Saturday, December 1, 2007

'Tis the time to.....


Must be simple, must be quick. No exotic ingredients.

And I don't want to have to scald any milk. I can never do that right.

Quick and Easy Pecan Bars

2 cups bisquick
4 eggs
1 box light brown sugar
2 cups pecans, coarsely chopped*

Lightly beat eggs. Mix all ingredients thoroughly (dough will be stiff). Pour into a 9" x 13" ungreased pan, and bake at 325 degrees for 30 minutes. Sprinkle with powdered sugar. Cut while warm.

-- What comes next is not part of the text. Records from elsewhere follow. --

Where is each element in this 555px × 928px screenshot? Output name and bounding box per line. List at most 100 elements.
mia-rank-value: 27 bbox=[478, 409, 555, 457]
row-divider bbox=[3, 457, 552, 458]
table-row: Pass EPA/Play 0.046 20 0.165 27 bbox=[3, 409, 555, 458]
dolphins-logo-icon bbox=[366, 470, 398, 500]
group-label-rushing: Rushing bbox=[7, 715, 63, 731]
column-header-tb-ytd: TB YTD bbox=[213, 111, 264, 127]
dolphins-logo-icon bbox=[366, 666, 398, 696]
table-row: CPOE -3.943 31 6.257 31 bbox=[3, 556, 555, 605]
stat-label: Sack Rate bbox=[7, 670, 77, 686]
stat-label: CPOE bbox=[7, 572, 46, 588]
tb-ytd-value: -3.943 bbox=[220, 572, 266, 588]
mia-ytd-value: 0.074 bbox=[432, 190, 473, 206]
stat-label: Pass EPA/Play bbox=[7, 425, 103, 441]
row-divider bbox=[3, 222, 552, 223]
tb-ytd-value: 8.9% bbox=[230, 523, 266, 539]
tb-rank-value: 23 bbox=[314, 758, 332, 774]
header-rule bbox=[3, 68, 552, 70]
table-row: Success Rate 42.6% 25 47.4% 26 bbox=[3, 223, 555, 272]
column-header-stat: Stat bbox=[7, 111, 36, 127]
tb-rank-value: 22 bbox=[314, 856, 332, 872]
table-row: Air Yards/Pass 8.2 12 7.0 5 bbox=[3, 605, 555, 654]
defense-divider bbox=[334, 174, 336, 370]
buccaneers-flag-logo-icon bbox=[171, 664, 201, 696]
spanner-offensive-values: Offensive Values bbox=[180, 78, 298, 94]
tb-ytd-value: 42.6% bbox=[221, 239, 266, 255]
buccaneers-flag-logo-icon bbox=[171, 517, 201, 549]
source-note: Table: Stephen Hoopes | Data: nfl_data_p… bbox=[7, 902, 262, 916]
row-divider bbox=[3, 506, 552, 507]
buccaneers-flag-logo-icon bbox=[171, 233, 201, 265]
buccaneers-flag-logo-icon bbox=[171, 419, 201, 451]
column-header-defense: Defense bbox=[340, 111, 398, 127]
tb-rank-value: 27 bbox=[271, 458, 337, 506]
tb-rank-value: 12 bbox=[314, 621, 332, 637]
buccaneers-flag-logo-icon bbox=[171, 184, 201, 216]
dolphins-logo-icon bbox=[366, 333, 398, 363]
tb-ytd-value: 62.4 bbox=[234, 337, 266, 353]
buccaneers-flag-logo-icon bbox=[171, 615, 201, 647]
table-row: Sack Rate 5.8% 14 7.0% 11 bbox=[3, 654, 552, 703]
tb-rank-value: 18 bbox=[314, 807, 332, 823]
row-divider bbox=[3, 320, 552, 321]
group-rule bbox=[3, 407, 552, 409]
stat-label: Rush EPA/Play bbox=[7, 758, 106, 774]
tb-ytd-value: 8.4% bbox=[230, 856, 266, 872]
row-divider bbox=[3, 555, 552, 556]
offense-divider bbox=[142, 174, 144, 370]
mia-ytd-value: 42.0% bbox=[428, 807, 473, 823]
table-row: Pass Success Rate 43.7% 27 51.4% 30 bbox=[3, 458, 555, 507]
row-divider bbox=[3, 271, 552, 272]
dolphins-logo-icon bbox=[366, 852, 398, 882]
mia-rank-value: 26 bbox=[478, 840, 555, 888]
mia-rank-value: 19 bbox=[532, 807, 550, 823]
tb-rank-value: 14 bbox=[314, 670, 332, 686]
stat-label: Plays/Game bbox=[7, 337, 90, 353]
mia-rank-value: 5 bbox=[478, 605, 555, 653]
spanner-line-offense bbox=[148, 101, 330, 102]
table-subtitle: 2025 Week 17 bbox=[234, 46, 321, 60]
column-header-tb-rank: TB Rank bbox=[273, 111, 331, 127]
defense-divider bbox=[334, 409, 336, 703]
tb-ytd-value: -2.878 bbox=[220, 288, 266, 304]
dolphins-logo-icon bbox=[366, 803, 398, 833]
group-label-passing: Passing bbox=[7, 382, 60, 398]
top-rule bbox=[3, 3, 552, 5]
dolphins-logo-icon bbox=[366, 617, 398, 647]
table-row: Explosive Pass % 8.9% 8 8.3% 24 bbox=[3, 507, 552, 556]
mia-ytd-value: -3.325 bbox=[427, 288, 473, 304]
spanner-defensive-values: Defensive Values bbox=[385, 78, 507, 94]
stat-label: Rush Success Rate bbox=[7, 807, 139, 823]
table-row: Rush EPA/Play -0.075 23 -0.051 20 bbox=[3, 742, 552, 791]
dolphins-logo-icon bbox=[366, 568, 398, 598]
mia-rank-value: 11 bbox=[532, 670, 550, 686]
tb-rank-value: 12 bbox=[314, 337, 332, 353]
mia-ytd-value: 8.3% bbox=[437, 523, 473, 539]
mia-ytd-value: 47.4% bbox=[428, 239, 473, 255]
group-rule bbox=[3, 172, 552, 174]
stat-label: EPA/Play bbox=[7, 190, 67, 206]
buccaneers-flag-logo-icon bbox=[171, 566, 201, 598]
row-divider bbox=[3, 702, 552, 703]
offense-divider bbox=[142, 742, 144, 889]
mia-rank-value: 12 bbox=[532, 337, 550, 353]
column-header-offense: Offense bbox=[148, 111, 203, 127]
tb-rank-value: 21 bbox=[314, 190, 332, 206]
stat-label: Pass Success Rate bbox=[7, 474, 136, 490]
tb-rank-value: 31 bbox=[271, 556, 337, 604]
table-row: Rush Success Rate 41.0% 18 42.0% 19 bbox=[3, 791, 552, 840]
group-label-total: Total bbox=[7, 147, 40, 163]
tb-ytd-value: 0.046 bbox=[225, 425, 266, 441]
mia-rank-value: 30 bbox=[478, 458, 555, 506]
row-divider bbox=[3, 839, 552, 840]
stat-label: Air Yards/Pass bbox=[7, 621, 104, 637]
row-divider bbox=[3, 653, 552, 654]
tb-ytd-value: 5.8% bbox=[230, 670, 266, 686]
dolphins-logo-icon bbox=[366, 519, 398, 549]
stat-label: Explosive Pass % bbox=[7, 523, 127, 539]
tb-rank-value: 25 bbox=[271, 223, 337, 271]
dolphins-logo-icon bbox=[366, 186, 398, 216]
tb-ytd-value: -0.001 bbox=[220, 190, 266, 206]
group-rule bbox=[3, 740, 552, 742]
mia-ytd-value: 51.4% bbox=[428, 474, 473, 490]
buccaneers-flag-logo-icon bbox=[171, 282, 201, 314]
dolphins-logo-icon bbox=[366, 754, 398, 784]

*You can substitute raisins, chocolate chips, walnuts, dates, or anything else you want for the pecans. can leave the pecans and add those ingredients in addition. Enjoy!


Renie Burghardt said...

Thank you for the recipe. Sounds yummy, and easy with the Bisquick. Will try this for sure.


deborah wilson said...


Thanks for the recipe! I'm glad Ann posted about you, I meant to get over and check your blog sooner but......:)

Anyway, welcome to the blogging world.

OhioMom said...

Actually Janie, you no longer have to scald milk because today's milk is pasteurized. Simply heat it a little and use in recipe.

Some of the vintage recipes that call for scalded milk were written before pasteurization.

Now see, you have no excuse to bake those recipes :)

janie said...

I didn't know that! It is always good to learn something new.

But I still don't think I want to make anything that calls for scalded milk. Just sounds hard. LOL

Jean said...

Scalding Milk! My fav ice cream recipe has you scald the milk, beat the eggs, add some of the hot milk to the eggs, then cook the whole mess with sugar and vanilla and .... I don't cook like that any more.

I've been looking at one of those fancy California catalogs that features food delicacies and fancy cooking tools. Kind of heady for someone whose treats run to sugar-free ice cream on a stick and that marvelous Holiday snack, Gingerbread Graham Crackers.

ancient one said...

"That looks like it would be easy enough for me to try", said the woman who hates to cook. ME !!

Well, today I drug in all the house plants and got them settled in front of the east windows in my dining room. Now, if I can just remember to water them every now and then. They usually look kinda' ugly by the time they get back to the porch in the spring. But they are still sticking by me...LOL Some of them I've had forever. I think the snake plant came from my grandmother so long ago. And the one type of aloe from my Aunt Jessie. Memories in those pots!!

Jean said...

If I were making this, I would not chop the pecans. I would add a container of candied cherries, a container of candied pineapple, a cup of white raisins, a cup of coconut, rum flavoring in addition to vanilla and maybe just a whiff of spices. Bake in a loaf pan for 30 minutes at 300 degrees and then at 250 for an hour or so until a skewer comes out clean.

If you haven't Bisquick, a date bread mix will work. When I used to cook, fruitcake was one of my more creative ventures. Start with Bars and add in Fruits and Nuts. You could call it California Cake, I guess.

janie said...

Hey! That is an excellent idea, Jean! I love fruitcake, I think I will try it!